I'll assume the patch was cut from a 'game-worn' jersey from the 2006 Futures Game in Pittsburgh - since I cannot immediately associate the colors on the patch card to a Milwaukee Brewers uniform. 

Other reasons include, Gallardo was on the World team for the Futures Game, Topps has printed a Gallardo jersey insert card from the Futures Game before [in 2006 Bowman Draft] - it states on the back of this card:

"The relic contained in this card does not come from specific game, event or season."

I picked up the card for $5, which is probably too much, but I realize $5 can't get me an 2009 Upper Deck Ultimate jumbo patch card - and regardless of perceived value of the card, Gallardo is a rising star who is the ace of the Brewers' pitching staff. 

For my collection, a card with a small patch swatch is OK - I do like the novelty of being able to see a little bit of the jersey from where the patch was cut from. Seeing some separation between the actual patch and jersey material gives a patch card some character. 

It is disappointing when a patch card only has a one-color patch piece covering the entire window where the 'game-used' jersey / material is visible - the purported patch card becomes like another a plain jersey swatch card. 

Featured autograph - Tino Martinez

I never really had an opportunity to get Tino Martinez's autograph when he was an active player - since he wasn't exactly an 'easy sign' when he was starring for the New York Yankees through their dynasty years, where the organization won four championships in 1996, 1998, 1999 and 2000.  

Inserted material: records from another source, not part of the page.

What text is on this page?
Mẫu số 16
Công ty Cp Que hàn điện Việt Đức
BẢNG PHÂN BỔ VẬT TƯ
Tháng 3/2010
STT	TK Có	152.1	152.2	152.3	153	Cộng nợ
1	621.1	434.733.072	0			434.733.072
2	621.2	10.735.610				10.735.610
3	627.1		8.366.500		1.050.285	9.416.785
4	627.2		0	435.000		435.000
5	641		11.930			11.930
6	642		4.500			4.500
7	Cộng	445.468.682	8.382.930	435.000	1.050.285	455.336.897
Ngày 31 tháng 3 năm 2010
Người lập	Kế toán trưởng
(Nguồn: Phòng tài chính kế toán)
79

Maybe Martinez signed, 'here and there,' but I never saw him pick up a pen - with my own eyes, particularly when his Yankees' teams played the California / Anaheim Angels.

I found the signed 1993 Fleer Ultra card [picturing Martinez as toiling for the Seattle Mariners] in a dollar bin at a card shop - during my spring training trip to the Cactus League.

Obviously it is an in-person / through the mail autograph, so the authenticity of the signed card maybe up in the air - but it was probably worth the dollar gamble, since I think the autograph is real.

Monday, March 22, 2010

2010 Topps Heritage review

2010 Topps Heritage Jhoulys Chacin #292

I've only really picked up four retail rack packs of Topps Heritage and this featured card, though looking through the cards I pulled - I'm ambivalent over this year's base cards. 

The images on the base cards seems washed out to the point of being ideal for a blue Sharpie autograph - but simply being too boring and gloomy [unlike 2009 Topps Heritage, where I thought the images were brighter and the card graphics popped out].

For some reason, I like the card backs featuring a greyback card stock with a dark two-tone green/black colors - it makes me wonder if this was how the original cards were, when they first came out of packs back in 1961.

Perhaps not, but there is still a novelty I associate with perusing the backs because there seems to be a lot of things to digest - the text / statistics are simply hard to read, but it fascinates me how Topps manages to lay out the back with so many different things including the card number, the player's name, team, position, bio, a blurb, stats and a cartoon as well.

Sunday, March 21, 2010

Buster Posey - a future star waiting in the wings

2010 Topps Buster Posey rookie card #2

San Francisco Giants Buster Posey is one of the top prospects in baseball and his status as a future star is more important - considering he is a catcher, probably the most demanding position on the field. 

Just for his catching skills alone, a guy can last 15 seasons in the Major Leagues - Posey is expected to be the next catcher who is a good athlete, but also can hit a ton. 

Posey ranks near the top of the best prospects in all of baseball - but despite the hype surrounding Posey, the Giants resigned Bengie Molina for one more year. Resigning Molina likely buys one more year in the minors for Posey, but also annoys San Francisco Giants fans.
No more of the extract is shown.